As for how to invest that money, one of the most straightforward ways to invest is also one of the most powerful: buy an index fund.

Over the long haul, low-cost, broad-based index funds will likely beat out funds actively managed by Wall Street's best and brightest. This effect is so strong that Warren Buffett, easily among the world's greatest investors, won a $1 million bet that an index fund would beat a basket of hedge funds over the course of a decade.

One of the key reasons why indexing tends to win is the fact that it's cheaper to buy and hold a broad basket of stocks than it is to actively research and trade in and out of companies' shares. Indexes don't have to pay the research costs associated with picking stocks, nor do they have to pay the higher friction costs (commissions, fees, and bid-ask spreads) associated with frequent stock trading.

Actively managed funds have to overcome those overhead and friction costs -- with the bills generally being paid by the assets of the fund itself -- before they can even start competing with index funds. That structural overhead translates to a performance penalty that gives indexing an edge.

The toughest part -- getting started

Of course, for most folks who haven't yet started investing, the toughest part of this blueprint comes from those first five words: "Spend Less Than You Earn." On that front, a smart debt reduction strategy can help you free up cash that you can then put to work investing.

The most efficient debt reduction strategy is known as the debt avalanche method. To execute that approach, you line up all you debts in order from highest interest rate to lower interest rate. On all but your highest interest rate debt, you pay the minimums. On that highest interest rate debt, you put every penny you can, above and beyond the minimum, toward getting it paid off faster.

Once that debt is completely paid off, take the money you had been paying toward that debt and instead put it toward your new highest interest rate debt. Repeat that process until you're either debt free or the debts you have left are in control.
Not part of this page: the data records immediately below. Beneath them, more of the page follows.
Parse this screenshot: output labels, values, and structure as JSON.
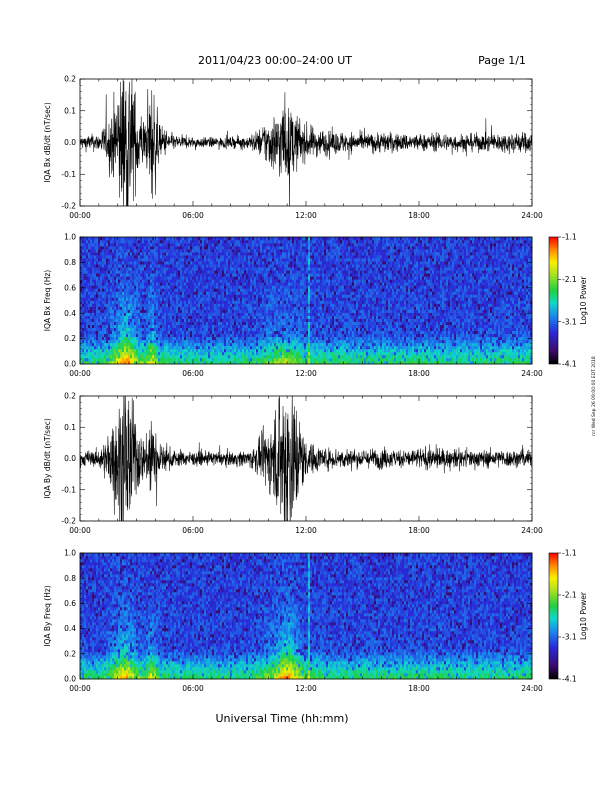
{
  "header": {
    "title": "2011/04/23  00:00–24:00 UT",
    "page": "Page 1/1"
  },
  "footer": {
    "xlabel": "Universal Time (hh:mm)"
  },
  "side_stamp": "rcr Wed Sep 26 09:00:00 EDT 2018",
  "chart_data": [
    {
      "type": "line",
      "id": "bx_waveform",
      "ylabel": "IQA Bx dB/dt (nT/sec)",
      "xlim": [
        0,
        24
      ],
      "ylim": [
        -0.2,
        0.2
      ],
      "yticks": [
        "-0.2",
        "-0.1",
        "0.0",
        "0.1",
        "0.2"
      ],
      "xticks": [
        "00:00",
        "06:00",
        "12:00",
        "18:00",
        "24:00"
      ],
      "envelope": {
        "x_hours": [
          0,
          1,
          1.5,
          2,
          2.3,
          2.6,
          3.0,
          3.5,
          3.8,
          4.2,
          5,
          6,
          7,
          8,
          9,
          9.5,
          10,
          10.5,
          10.8,
          11.2,
          11.6,
          12,
          13,
          14,
          15,
          16,
          17,
          18,
          19,
          20,
          21,
          22,
          23,
          24
        ],
        "amplitude": [
          0.02,
          0.025,
          0.06,
          0.16,
          0.25,
          0.25,
          0.12,
          0.05,
          0.2,
          0.05,
          0.02,
          0.015,
          0.015,
          0.015,
          0.02,
          0.035,
          0.07,
          0.09,
          0.12,
          0.1,
          0.07,
          0.05,
          0.035,
          0.03,
          0.025,
          0.03,
          0.025,
          0.025,
          0.025,
          0.025,
          0.025,
          0.025,
          0.03,
          0.03
        ]
      }
    },
    {
      "type": "heatmap",
      "id": "bx_spectrogram",
      "ylabel": "IQA Bx Freq (Hz)",
      "xlim": [
        0,
        24
      ],
      "ylim": [
        0,
        1.0
      ],
      "yticks": [
        "0.0",
        "0.2",
        "0.4",
        "0.6",
        "0.8",
        "1.0"
      ],
      "xticks": [
        "00:00",
        "06:00",
        "12:00",
        "18:00",
        "24:00"
      ],
      "colorbar": {
        "label": "Log10 Power",
        "ticks": [
          "-1.1",
          "-2.1",
          "-3.1",
          "-4.1"
        ],
        "range": [
          -4.1,
          -1.1
        ]
      }
    },
    {
      "type": "line",
      "id": "by_waveform",
      "ylabel": "IQA By dB/dt (nT/sec)",
      "xlim": [
        0,
        24
      ],
      "ylim": [
        -0.2,
        0.2
      ],
      "yticks": [
        "-0.2",
        "-0.1",
        "0.0",
        "0.1",
        "0.2"
      ],
      "xticks": [
        "00:00",
        "06:00",
        "12:00",
        "18:00",
        "24:00"
      ],
      "envelope": {
        "x_hours": [
          0,
          1,
          1.5,
          2,
          2.3,
          2.6,
          3.0,
          3.5,
          3.8,
          4.2,
          5,
          6,
          7,
          8,
          9,
          9.5,
          10,
          10.5,
          10.8,
          11.2,
          11.6,
          12,
          13,
          14,
          15,
          16,
          17,
          18,
          19,
          20,
          21,
          22,
          23,
          24
        ],
        "amplitude": [
          0.02,
          0.025,
          0.07,
          0.15,
          0.22,
          0.22,
          0.1,
          0.05,
          0.18,
          0.04,
          0.025,
          0.02,
          0.02,
          0.02,
          0.025,
          0.05,
          0.09,
          0.16,
          0.25,
          0.25,
          0.14,
          0.05,
          0.03,
          0.03,
          0.025,
          0.03,
          0.025,
          0.03,
          0.03,
          0.025,
          0.025,
          0.025,
          0.025,
          0.025
        ]
      }
    },
    {
      "type": "heatmap",
      "id": "by_spectrogram",
      "ylabel": "IQA By Freq (Hz)",
      "xlim": [
        0,
        24
      ],
      "ylim": [
        0,
        1.0
      ],
      "yticks": [
        "0.0",
        "0.2",
        "0.4",
        "0.6",
        "0.8",
        "1.0"
      ],
      "xticks": [
        "00:00",
        "06:00",
        "12:00",
        "18:00",
        "24:00"
      ],
      "colorbar": {
        "label": "Log10 Power",
        "ticks": [
          "-1.1",
          "-2.1",
          "-3.1",
          "-4.1"
        ],
        "range": [
          -4.1,
          -1.1
        ]
      }
    }
  ]
}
Your remaining debts are in control if all of the following are true:

  • The interest rate is low enough that you can reasonably expect to beat it over time by investing.
  • The payment is low enough that it doesn't crimp your ability to live a modest lifestyle.
  • The debt was driven by a key purpose that benefits your future.

Make it a reality today

Those nine words -- spend less than you earn, invest the rest, repeat -- form a powerful foundation of a strong retirement investing plan. Yet as powerful as they are, that table makes it clear that that the sooner you get it in place, the more straightforward your path will be to a potentially financially comfortable future.

So make today the day you take those all-important first steps toward getting your debts under control. Once you're firmly on the path to a financially stronger future, you'll likely be very glad you did.